Sa guitare, souvent une Gibson Les Paul Custom ou une Gretsch, n’a jamais été un cri : c’est une voix. Et cette voix, on la reconnaît. Un grain sec, précis, mais chaud. Une articulation parfaite entre le blues et la pop, le jazz et la rue. Il y a du flegme et du feu, du contrôle et du lâcher-prise. On sent chez lui l’empreinte du jazz — cette façon de respirer entre les notes, d’écouter les autres avant de se lancer. Et puis, surtout, il y a ce ton très anglais, cette ironie sans cynisme. Spedding ne s’impose jamais : il s’invite. Il joue comme un acteur de second rôle, mais qui donne soudain au film toute sa crédibilité.
C’est sans doute pour cela qu’il a traversé les décennies sans jamais se faner. Parce qu’il ne s’est jamais voulu moderne, il ne l’est jamais devenu — donc jamais dépassé. On pourrait le comparer à un peintre de l’école anglaise, un Whistler du rock : attentif aux nuances de gris, à la lumière d’un ciel, aux reflets d’une corde. Sa musique n’a rien de spectaculaire, mais elle dure. Et c’est cette durée, cette fidélité au son juste, qui fait de Chris Spedding une figure essentielle, quoique toujours marginale, de l’histoire du rock britannique.

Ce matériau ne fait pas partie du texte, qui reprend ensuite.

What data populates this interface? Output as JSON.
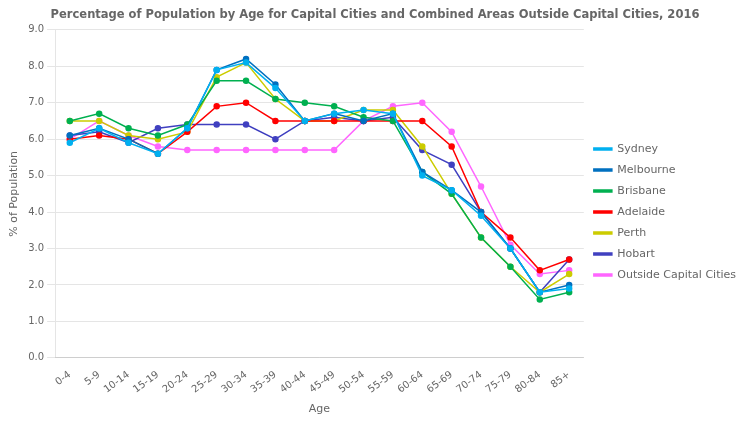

Aujourd’hui encore, quand je réécoute "Café Days", je repense à ce moment un peu gêné dans la boutique de Bourges. Ce sentiment d’être trop jeune, pas assez sûr de moi, entouré d’hommes silencieux qui semblaient tout savoir. Et puis cette découverte, presque fortuite, d’un disque à l’image de celui qui l’avait fait : discret, digne, sans tapage.
Avec le recul, je crois que Spedding a toujours incarné cette idée rare qu’il existe un art du retrait, une beauté du peu. Qu’on peut être grand en restant à sa place. Il a été de ces musiciens qui font le lien entre les époques, les genres, les mondes — sans jamais hausser la voix.

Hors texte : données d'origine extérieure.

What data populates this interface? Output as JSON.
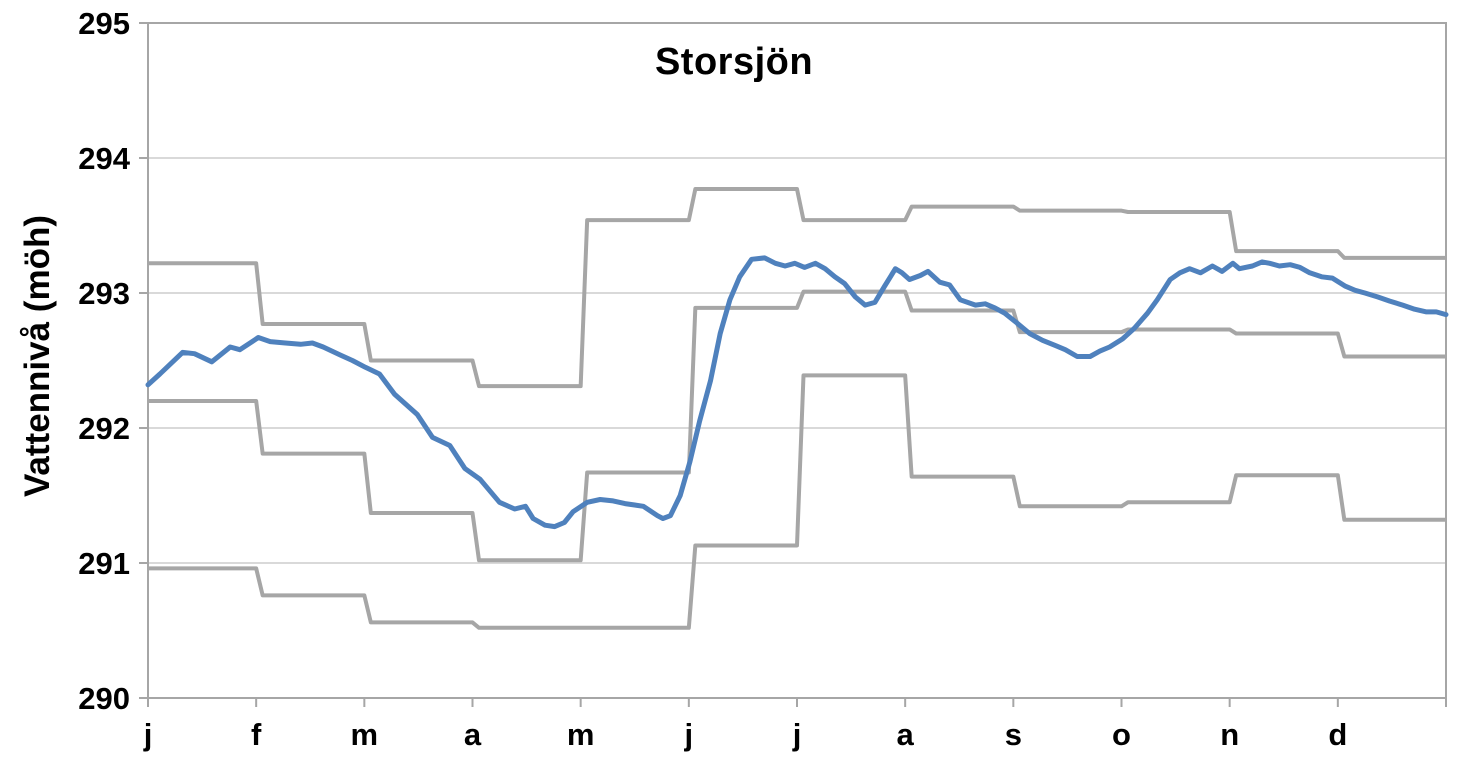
{
  "chart_data": {
    "type": "line",
    "title": "Storsjön",
    "ylabel": "Vattennivå (möh)",
    "ylim": [
      290,
      295
    ],
    "yticks": [
      290,
      291,
      292,
      293,
      294,
      295
    ],
    "x_labels": [
      "j",
      "f",
      "m",
      "a",
      "m",
      "j",
      "j",
      "a",
      "s",
      "o",
      "n",
      "d"
    ],
    "grid": "horizontal",
    "legend": "none",
    "colors": {
      "water_level_line": "#4f81bd",
      "limit_lines": "#a6a6a6",
      "gridline": "#d9d9d9",
      "axis": "#a6a6a6",
      "text": "#000000",
      "background": "#ffffff"
    },
    "step_series": [
      {
        "name": "upper-gray-step-line",
        "monthly_values": [
          293.22,
          292.77,
          292.5,
          292.31,
          293.54,
          293.77,
          293.54,
          293.64,
          293.61,
          293.6,
          293.31,
          293.26
        ]
      },
      {
        "name": "middle-gray-step-line",
        "monthly_values": [
          292.2,
          291.81,
          291.37,
          291.02,
          291.67,
          292.89,
          293.01,
          292.87,
          292.71,
          292.73,
          292.7,
          292.53
        ]
      },
      {
        "name": "lower-gray-step-line",
        "monthly_values": [
          290.96,
          290.76,
          290.56,
          290.52,
          290.52,
          291.13,
          292.39,
          291.64,
          291.42,
          291.45,
          291.65,
          291.32
        ]
      }
    ],
    "line_series": {
      "name": "water-level-blue-line",
      "points": [
        [
          0.0,
          292.32
        ],
        [
          0.11,
          292.4
        ],
        [
          0.32,
          292.56
        ],
        [
          0.43,
          292.55
        ],
        [
          0.59,
          292.49
        ],
        [
          0.76,
          292.6
        ],
        [
          0.85,
          292.58
        ],
        [
          1.02,
          292.67
        ],
        [
          1.13,
          292.64
        ],
        [
          1.27,
          292.63
        ],
        [
          1.41,
          292.62
        ],
        [
          1.52,
          292.63
        ],
        [
          1.62,
          292.6
        ],
        [
          1.78,
          292.54
        ],
        [
          1.89,
          292.5
        ],
        [
          2.01,
          292.45
        ],
        [
          2.14,
          292.4
        ],
        [
          2.28,
          292.25
        ],
        [
          2.49,
          292.1
        ],
        [
          2.63,
          291.93
        ],
        [
          2.79,
          291.87
        ],
        [
          2.93,
          291.7
        ],
        [
          3.07,
          291.62
        ],
        [
          3.25,
          291.45
        ],
        [
          3.39,
          291.4
        ],
        [
          3.49,
          291.42
        ],
        [
          3.56,
          291.33
        ],
        [
          3.67,
          291.28
        ],
        [
          3.76,
          291.27
        ],
        [
          3.85,
          291.3
        ],
        [
          3.93,
          291.38
        ],
        [
          4.06,
          291.45
        ],
        [
          4.18,
          291.47
        ],
        [
          4.3,
          291.46
        ],
        [
          4.41,
          291.44
        ],
        [
          4.58,
          291.42
        ],
        [
          4.71,
          291.35
        ],
        [
          4.76,
          291.33
        ],
        [
          4.83,
          291.35
        ],
        [
          4.92,
          291.5
        ],
        [
          5.01,
          291.75
        ],
        [
          5.1,
          292.05
        ],
        [
          5.2,
          292.35
        ],
        [
          5.29,
          292.7
        ],
        [
          5.38,
          292.95
        ],
        [
          5.47,
          293.12
        ],
        [
          5.58,
          293.25
        ],
        [
          5.7,
          293.26
        ],
        [
          5.8,
          293.22
        ],
        [
          5.89,
          293.2
        ],
        [
          5.98,
          293.22
        ],
        [
          6.07,
          293.19
        ],
        [
          6.17,
          293.22
        ],
        [
          6.26,
          293.18
        ],
        [
          6.35,
          293.12
        ],
        [
          6.44,
          293.07
        ],
        [
          6.54,
          292.97
        ],
        [
          6.63,
          292.91
        ],
        [
          6.72,
          292.93
        ],
        [
          6.81,
          293.05
        ],
        [
          6.91,
          293.18
        ],
        [
          6.97,
          293.15
        ],
        [
          7.04,
          293.1
        ],
        [
          7.14,
          293.13
        ],
        [
          7.21,
          293.16
        ],
        [
          7.32,
          293.08
        ],
        [
          7.41,
          293.06
        ],
        [
          7.51,
          292.95
        ],
        [
          7.65,
          292.91
        ],
        [
          7.74,
          292.92
        ],
        [
          7.83,
          292.89
        ],
        [
          7.92,
          292.85
        ],
        [
          8.03,
          292.78
        ],
        [
          8.15,
          292.7
        ],
        [
          8.27,
          292.65
        ],
        [
          8.39,
          292.61
        ],
        [
          8.48,
          292.58
        ],
        [
          8.59,
          292.53
        ],
        [
          8.71,
          292.53
        ],
        [
          8.8,
          292.57
        ],
        [
          8.89,
          292.6
        ],
        [
          9.01,
          292.66
        ],
        [
          9.12,
          292.74
        ],
        [
          9.24,
          292.85
        ],
        [
          9.33,
          292.95
        ],
        [
          9.45,
          293.1
        ],
        [
          9.54,
          293.15
        ],
        [
          9.63,
          293.18
        ],
        [
          9.73,
          293.15
        ],
        [
          9.84,
          293.2
        ],
        [
          9.93,
          293.16
        ],
        [
          10.03,
          293.22
        ],
        [
          10.09,
          293.18
        ],
        [
          10.21,
          293.2
        ],
        [
          10.3,
          293.23
        ],
        [
          10.37,
          293.22
        ],
        [
          10.46,
          293.2
        ],
        [
          10.56,
          293.21
        ],
        [
          10.65,
          293.19
        ],
        [
          10.74,
          293.15
        ],
        [
          10.85,
          293.12
        ],
        [
          10.95,
          293.11
        ],
        [
          11.07,
          293.05
        ],
        [
          11.16,
          293.02
        ],
        [
          11.25,
          293.0
        ],
        [
          11.37,
          292.97
        ],
        [
          11.48,
          292.94
        ],
        [
          11.6,
          292.91
        ],
        [
          11.71,
          292.88
        ],
        [
          11.82,
          292.86
        ],
        [
          11.91,
          292.86
        ],
        [
          12.0,
          292.84
        ]
      ]
    }
  }
}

Il y a des artistes qui brûlent, et d’autres qui durent. Chris Spedding, lui, a choisi la durée. Son œuvre n’est pas un feu d’artifice, mais une flamme stable, constante, qui éclaire doucement tout ce qu’elle touche. Et peut-être qu’au fond, c’est cette lumière-là qu’on recherche encore, dans les disques qu’on achète sans savoir pourquoi.